La violazione della privacy di Facebook ha portato a una multa record di 1,3 miliardi di dollari per Meta, la società madre di Facebook. Questa cifra rappresenta l’ammenda più alta mai imposta per una violazione delle rigide normative sulla privacy del GDPR in Europa. Secondo fonti del Wall Street Journal, l’annuncio ufficiale della multa è previsto per oggi.
La multa solleva anche interrogativi sulla privacy degli utenti statunitensi di Facebook, poiché è stata imposta per aver esposto i cittadini europei a regole molto più flessibili rispetto a quelle applicate agli utenti americani.
La violazione della privacy riguarda la trasmissione e l’elaborazione dei dati personali degli utenti europei da parte di Facebook nei suoi data center negli Stati Uniti.
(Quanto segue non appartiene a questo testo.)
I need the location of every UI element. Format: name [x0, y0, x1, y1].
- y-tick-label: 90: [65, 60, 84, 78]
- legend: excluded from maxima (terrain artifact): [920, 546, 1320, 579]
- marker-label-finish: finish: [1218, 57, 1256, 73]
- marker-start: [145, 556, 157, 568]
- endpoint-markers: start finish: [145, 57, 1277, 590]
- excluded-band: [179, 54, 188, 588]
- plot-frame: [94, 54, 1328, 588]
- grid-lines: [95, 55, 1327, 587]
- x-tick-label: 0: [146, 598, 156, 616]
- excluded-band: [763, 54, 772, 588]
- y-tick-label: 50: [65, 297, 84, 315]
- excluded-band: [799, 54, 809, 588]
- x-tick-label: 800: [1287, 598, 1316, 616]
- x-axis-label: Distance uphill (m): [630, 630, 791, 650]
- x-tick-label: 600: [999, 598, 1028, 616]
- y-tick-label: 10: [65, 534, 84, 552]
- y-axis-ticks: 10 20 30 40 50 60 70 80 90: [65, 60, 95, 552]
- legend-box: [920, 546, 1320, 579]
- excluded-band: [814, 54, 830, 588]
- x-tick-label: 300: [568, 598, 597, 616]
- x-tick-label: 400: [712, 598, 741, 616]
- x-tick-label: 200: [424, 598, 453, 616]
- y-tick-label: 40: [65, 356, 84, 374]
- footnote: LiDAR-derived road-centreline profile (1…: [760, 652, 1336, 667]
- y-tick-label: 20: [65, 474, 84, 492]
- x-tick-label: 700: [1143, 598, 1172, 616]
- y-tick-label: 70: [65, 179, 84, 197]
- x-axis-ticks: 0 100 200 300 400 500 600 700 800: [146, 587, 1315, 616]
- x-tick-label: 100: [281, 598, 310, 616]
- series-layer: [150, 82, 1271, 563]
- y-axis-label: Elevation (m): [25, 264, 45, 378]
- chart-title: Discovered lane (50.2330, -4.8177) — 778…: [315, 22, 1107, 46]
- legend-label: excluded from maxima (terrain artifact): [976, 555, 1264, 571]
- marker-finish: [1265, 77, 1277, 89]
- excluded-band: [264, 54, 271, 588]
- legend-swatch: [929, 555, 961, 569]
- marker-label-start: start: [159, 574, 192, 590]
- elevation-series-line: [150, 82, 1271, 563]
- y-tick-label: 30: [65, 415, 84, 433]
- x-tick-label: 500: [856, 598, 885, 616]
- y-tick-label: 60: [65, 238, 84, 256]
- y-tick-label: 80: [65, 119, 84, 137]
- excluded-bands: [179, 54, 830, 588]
Meta utilizza questi dati per identificare gli interessi degli utenti al fine di pubblicare annunci personalizzati nei loro feed.
In passato, ciò era considerato legale per i cittadini dell’Unione Europea in virtù dell’accordo denominato Privacy Shield, che garantiva una protezione della privacy più robusta anche quando i dati venivano elaborati negli Stati Uniti.
Tuttavia, le rivelazioni di Edward Snowden nel 2013 sulla sorveglianza da parte della NSA dei dati degli utenti archiviati e elaborati dalle principali aziende tecnologiche hanno sollevato dubbi sulla sicurezza e sulla privacy delle informazioni personali.
Max Schrems, attivista per la privacy, ha contestato la legalità del Privacy Shield e nel 2020 un tribunale ha stabilito che era illegale. Nonostante ciò, Meta ha continuato ad inviare i dati degli utenti europei ai suoi server negli Stati Uniti e ad utilizzarli per scopi pubblicitari, ignorando gli ordini dell’Unione Europea di smettere di farlo.
Di conseguenza, Meta è stata multata di 1,3 miliardi di dollari, superando così il precedente record di 746 milioni di euro stabilito nel 2021 per Amazon nel Lussemburgo per violazioni della privacy legate alle sue attività pubblicitarie.
Oltre alla multa, l’UE ha ordinato a Meta di interrompere l’invio di informazioni sugli utenti europei negli Stati Uniti e di cancellare i dati già inviati entro sei mesi. Questa decisione dimostra che l’Unione Europea non è disposta ad accettare ricatti da parte dei giganti della tecnologia e che intende proteggere la privacy dei suoi cittadini.
Tuttavia, la questione non si conclude qui. Le grandi aziende tecnologiche statunitensi stanno facendo pressioni per un nuovo accordo che sostituisca il Privacy Shield, consentendo loro di continuare a raccogliere dati dagli utenti europei. Tuttavia, l’accordo è attualmente bloccato, in quanto la Casa Bianca non ha ancora definito i dettagli relativi al diritto di appellarsi contro la sorveglianza governativa.